商店街を抜けると、平民とは違う小綺麗な衣装を身に着けた者たちが、馬車を走らせて行く姿を見かける。
馬車に乗っているのは貴族たちで、この辺まで来ると平民街とは明らかに町並みの様子が変わってきた。
豪奢な屋敷が立ち並ぶ通りを歩いているのは、貴族の屋敷の使用人たちだ。
メイド服の侍女たちが、主人に代わって買い物に出ている姿も見える。
そんな様子を遠目に眺めながら、サイラスはある光景に眉をひそめた。
あきらかに人間とは違う容姿の、獣人を引き連れた男たちの姿を見つけたからだ。
重い荷物を引く獣人の男は、みすぼらしい服を着ていて、首には隷従の首輪が嵌められていた。
隷従の首輪は魔法具で、嵌められた獣人の自由を奪う。
抵抗しようとすれば全身に雷魔法が走り、強烈な痛みに苦しむ。
人間に服従する奴隷の証として、貴族たちが好んで使用する物だった。
(幼い頃のヴァルトも、首に嵌められていた)
子供だったヴァルトを助けた時を思い出し、サイラスはヴァルトに視線を移した。
「ヴァルト、見るな。
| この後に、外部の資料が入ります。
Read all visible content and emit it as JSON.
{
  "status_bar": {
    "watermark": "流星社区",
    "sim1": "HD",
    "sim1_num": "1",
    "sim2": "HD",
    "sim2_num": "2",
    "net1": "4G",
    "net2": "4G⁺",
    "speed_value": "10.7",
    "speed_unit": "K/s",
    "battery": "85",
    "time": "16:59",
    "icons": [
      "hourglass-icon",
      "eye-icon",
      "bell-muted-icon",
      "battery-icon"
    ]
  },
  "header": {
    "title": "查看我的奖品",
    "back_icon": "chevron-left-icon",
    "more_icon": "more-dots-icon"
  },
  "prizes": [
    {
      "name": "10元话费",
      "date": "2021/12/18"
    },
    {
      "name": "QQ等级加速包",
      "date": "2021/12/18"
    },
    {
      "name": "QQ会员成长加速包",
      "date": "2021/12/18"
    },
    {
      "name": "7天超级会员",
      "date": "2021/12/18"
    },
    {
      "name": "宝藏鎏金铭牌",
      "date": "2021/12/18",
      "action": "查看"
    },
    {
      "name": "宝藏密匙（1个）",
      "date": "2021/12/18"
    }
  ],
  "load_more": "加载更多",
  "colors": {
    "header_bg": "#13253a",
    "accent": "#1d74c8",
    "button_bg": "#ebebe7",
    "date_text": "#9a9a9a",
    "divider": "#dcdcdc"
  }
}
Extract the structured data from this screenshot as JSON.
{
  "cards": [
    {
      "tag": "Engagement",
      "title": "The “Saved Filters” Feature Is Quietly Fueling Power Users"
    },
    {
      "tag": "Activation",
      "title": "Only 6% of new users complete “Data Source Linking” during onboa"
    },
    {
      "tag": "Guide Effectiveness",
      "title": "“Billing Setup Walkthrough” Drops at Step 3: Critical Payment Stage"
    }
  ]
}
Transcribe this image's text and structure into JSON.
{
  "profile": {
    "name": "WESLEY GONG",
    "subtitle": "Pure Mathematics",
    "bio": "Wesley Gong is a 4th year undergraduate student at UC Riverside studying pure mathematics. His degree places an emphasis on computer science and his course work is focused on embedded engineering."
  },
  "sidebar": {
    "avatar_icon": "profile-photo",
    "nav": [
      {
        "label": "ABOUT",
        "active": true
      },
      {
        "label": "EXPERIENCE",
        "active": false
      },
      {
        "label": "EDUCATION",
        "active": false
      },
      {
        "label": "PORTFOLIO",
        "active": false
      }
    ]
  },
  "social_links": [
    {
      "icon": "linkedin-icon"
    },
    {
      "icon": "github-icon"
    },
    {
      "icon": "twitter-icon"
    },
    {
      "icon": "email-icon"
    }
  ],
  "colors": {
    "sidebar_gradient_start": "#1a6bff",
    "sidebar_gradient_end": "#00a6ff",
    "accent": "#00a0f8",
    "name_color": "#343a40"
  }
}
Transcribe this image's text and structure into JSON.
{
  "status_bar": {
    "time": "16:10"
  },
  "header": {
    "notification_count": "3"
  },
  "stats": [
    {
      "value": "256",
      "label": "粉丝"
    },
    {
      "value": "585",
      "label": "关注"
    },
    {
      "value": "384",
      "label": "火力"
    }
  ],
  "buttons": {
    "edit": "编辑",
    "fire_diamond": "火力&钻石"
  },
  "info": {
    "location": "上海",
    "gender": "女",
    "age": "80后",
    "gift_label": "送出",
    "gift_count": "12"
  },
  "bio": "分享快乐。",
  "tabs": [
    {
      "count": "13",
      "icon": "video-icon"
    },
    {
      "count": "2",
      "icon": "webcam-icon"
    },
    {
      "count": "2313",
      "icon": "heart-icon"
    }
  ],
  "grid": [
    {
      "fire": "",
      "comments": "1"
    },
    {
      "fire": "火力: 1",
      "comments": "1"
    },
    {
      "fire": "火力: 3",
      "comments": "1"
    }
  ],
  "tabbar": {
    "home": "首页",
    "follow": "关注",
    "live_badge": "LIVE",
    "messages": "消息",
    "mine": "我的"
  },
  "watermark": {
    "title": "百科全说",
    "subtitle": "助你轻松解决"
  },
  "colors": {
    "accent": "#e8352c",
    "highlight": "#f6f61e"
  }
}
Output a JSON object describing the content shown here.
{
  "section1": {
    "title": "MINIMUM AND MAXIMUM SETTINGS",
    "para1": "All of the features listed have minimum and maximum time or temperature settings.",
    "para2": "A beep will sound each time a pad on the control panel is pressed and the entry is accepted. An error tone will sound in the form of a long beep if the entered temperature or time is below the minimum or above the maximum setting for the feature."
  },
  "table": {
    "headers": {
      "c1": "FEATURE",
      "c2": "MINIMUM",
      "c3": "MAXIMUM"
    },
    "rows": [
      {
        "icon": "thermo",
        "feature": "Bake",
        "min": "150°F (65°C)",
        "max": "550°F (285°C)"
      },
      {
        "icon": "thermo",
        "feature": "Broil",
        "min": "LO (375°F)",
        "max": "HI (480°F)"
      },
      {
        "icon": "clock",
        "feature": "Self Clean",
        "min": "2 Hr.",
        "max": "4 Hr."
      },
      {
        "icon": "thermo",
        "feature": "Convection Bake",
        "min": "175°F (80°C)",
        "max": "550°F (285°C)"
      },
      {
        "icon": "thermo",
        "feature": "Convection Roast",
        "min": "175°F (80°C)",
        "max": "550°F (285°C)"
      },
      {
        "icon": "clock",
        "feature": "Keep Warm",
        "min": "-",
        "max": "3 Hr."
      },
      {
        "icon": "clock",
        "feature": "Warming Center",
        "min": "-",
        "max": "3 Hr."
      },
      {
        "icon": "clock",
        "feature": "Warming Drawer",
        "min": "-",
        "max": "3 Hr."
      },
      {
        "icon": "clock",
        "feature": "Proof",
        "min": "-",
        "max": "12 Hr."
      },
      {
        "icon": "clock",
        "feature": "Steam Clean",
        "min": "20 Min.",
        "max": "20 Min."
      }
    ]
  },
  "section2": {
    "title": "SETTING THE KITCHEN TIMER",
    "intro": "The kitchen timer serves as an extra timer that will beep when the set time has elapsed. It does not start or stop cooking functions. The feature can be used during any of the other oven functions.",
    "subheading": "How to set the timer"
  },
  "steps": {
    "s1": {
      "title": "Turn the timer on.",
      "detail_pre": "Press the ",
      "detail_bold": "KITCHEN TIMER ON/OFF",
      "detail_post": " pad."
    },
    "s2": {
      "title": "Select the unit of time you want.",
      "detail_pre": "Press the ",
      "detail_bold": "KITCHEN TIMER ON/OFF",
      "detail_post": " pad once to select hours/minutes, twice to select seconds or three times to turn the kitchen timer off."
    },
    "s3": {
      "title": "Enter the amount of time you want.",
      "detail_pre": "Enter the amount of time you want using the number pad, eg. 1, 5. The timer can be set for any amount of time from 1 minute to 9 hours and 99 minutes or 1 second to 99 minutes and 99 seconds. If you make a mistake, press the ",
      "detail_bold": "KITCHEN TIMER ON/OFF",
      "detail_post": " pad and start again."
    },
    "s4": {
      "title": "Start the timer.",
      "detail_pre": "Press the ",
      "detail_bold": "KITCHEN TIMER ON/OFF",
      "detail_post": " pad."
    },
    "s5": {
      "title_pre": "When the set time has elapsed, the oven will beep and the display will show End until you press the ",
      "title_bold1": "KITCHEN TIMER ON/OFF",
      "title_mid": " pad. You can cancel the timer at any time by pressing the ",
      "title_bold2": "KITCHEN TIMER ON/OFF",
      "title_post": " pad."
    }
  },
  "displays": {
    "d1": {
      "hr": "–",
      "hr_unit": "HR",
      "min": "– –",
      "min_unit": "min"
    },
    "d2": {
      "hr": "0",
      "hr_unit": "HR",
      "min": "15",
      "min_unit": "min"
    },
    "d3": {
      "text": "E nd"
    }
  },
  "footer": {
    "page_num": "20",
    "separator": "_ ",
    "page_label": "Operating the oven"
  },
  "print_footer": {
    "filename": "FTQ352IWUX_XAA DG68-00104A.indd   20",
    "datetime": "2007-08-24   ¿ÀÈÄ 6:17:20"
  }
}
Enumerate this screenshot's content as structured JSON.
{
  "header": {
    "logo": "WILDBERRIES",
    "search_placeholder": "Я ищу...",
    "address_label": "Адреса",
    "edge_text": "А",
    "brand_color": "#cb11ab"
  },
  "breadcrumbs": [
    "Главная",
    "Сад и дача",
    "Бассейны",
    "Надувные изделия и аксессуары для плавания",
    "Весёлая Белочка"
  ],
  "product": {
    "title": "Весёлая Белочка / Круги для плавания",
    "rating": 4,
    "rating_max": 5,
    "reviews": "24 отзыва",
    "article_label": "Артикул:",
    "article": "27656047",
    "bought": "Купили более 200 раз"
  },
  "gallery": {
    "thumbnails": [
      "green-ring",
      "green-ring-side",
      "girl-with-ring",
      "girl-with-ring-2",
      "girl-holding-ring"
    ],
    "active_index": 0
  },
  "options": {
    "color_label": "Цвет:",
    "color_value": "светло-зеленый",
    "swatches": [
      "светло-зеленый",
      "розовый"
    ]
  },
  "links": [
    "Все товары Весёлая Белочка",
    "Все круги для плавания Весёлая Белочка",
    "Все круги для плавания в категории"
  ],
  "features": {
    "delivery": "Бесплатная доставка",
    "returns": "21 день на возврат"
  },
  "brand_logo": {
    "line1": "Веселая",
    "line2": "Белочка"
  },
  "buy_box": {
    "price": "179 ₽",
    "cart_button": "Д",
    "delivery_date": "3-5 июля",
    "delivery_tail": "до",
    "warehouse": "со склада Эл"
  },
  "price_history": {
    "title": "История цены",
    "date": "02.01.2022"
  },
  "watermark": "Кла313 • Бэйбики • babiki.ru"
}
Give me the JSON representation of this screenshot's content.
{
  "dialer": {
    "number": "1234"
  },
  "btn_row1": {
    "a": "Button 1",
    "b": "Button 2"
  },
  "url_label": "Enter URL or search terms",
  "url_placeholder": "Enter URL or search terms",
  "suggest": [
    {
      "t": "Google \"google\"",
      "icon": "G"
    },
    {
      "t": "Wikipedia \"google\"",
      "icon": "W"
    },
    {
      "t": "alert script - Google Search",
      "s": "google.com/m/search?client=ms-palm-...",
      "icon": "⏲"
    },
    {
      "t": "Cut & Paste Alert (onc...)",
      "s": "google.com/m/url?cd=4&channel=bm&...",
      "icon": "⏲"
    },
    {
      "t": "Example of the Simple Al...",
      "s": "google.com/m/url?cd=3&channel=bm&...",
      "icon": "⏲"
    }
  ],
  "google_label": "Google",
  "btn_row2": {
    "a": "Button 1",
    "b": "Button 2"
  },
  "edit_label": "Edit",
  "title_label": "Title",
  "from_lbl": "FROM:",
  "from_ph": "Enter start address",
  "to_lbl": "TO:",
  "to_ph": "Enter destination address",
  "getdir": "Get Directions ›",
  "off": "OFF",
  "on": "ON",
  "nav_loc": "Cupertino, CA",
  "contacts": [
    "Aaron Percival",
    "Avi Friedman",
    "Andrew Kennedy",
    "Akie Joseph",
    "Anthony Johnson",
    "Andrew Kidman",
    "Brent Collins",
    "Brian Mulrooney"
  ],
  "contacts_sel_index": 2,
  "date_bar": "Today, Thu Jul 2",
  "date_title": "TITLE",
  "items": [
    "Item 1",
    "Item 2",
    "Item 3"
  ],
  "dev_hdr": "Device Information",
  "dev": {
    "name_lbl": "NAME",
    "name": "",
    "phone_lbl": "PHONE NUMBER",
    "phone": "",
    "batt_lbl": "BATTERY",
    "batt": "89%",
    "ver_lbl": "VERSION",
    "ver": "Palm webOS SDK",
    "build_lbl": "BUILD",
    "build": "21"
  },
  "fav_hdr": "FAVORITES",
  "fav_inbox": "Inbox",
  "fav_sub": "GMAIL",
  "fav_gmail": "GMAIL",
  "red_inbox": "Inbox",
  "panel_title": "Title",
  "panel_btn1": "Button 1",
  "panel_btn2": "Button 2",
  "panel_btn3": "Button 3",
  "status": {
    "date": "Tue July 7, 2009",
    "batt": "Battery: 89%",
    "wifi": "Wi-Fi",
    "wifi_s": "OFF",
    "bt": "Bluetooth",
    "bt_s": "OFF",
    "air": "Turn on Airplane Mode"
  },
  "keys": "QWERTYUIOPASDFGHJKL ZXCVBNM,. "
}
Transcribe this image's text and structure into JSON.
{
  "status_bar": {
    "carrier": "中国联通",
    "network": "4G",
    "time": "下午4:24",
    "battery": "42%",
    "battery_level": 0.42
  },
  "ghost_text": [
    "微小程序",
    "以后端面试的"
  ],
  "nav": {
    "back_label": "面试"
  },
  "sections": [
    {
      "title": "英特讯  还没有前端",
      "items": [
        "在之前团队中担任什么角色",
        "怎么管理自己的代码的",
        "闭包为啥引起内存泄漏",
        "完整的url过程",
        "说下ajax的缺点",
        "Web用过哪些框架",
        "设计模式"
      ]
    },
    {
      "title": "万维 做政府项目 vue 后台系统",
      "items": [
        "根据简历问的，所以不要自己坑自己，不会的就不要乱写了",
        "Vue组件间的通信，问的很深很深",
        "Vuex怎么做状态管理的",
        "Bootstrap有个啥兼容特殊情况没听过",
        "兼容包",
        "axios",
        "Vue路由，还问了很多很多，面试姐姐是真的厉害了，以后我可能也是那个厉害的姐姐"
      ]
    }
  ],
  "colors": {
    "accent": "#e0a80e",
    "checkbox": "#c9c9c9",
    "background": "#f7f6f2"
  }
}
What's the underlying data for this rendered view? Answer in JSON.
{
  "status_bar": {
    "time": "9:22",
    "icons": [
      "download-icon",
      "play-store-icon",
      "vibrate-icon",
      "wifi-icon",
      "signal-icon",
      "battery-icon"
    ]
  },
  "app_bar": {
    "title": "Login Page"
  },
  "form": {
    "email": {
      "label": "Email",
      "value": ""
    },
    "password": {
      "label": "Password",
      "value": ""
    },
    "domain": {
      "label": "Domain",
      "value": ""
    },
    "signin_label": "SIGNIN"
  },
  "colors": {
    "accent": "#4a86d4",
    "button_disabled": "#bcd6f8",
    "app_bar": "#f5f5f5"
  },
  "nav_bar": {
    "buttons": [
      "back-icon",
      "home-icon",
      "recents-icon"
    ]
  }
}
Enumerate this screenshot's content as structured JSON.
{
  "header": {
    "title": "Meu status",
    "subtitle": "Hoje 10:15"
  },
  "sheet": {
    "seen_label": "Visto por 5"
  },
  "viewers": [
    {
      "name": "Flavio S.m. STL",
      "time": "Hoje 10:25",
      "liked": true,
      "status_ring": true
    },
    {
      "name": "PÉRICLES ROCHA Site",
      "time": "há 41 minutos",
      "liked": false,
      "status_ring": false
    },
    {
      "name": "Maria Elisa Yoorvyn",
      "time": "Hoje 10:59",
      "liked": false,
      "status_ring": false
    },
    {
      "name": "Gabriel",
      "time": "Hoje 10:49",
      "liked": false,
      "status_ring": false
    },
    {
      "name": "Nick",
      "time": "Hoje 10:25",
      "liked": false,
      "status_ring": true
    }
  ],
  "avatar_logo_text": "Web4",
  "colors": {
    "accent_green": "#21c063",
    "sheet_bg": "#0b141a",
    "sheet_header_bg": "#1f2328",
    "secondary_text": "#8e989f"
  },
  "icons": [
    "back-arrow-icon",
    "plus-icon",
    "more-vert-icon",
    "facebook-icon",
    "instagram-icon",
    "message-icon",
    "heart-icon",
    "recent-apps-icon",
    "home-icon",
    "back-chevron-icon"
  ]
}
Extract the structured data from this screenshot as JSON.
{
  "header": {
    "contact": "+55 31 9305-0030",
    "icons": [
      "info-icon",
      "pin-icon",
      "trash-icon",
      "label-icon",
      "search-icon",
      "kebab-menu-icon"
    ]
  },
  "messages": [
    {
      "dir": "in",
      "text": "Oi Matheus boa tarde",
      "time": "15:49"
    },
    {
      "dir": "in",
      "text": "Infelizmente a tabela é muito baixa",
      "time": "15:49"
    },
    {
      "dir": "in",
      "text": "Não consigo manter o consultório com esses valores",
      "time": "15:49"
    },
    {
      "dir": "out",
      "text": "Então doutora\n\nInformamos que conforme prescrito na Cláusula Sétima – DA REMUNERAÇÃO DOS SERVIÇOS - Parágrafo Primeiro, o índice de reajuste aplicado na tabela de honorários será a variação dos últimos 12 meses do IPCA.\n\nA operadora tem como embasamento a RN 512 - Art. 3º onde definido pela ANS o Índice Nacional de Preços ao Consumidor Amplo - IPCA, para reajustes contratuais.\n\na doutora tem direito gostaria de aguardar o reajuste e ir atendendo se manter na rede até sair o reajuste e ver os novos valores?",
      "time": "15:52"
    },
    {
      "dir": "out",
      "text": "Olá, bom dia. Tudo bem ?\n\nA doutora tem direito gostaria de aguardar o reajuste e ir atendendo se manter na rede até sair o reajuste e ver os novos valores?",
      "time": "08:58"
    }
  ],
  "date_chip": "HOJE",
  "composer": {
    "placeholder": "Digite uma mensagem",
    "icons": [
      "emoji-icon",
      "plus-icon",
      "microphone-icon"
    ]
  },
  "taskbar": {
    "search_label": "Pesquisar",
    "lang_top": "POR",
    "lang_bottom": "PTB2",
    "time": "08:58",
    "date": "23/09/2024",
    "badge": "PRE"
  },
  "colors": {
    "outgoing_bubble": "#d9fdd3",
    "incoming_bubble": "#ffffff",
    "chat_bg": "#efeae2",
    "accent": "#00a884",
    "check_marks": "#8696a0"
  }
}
こっちを向け」
じっと奴隷として働かされている獣人の男を見つめるヴァルトの赤い目は、憎悪の炎のようにギラついていた。
「ヴァルト、俺だけを見るんだ。見ちゃいけない」
ぐっと拳を握りしめるヴァルトからは、激しい怒りと悲しみを感じて、サイラスは王都にヴァルトを連れてきた事を後悔した。
「ヴァルト」
そっとサイラスはヴァルトの手を握ると、顔を覗き込む。
「すまない。お前が苦しむと知っていながら、俺の都合でここまで付き合わせてしまって……」
ヴァルトはふっと息を吐くと、サイラスに笑みを見せた。
「大丈夫です。師匠が何で謝るんですか? 俺が自分で付いて来たんです。気にしないでください」
吹っ切れたのか、ヴァルトの目は赤く澄んだルビーの輝きを取り戻していた。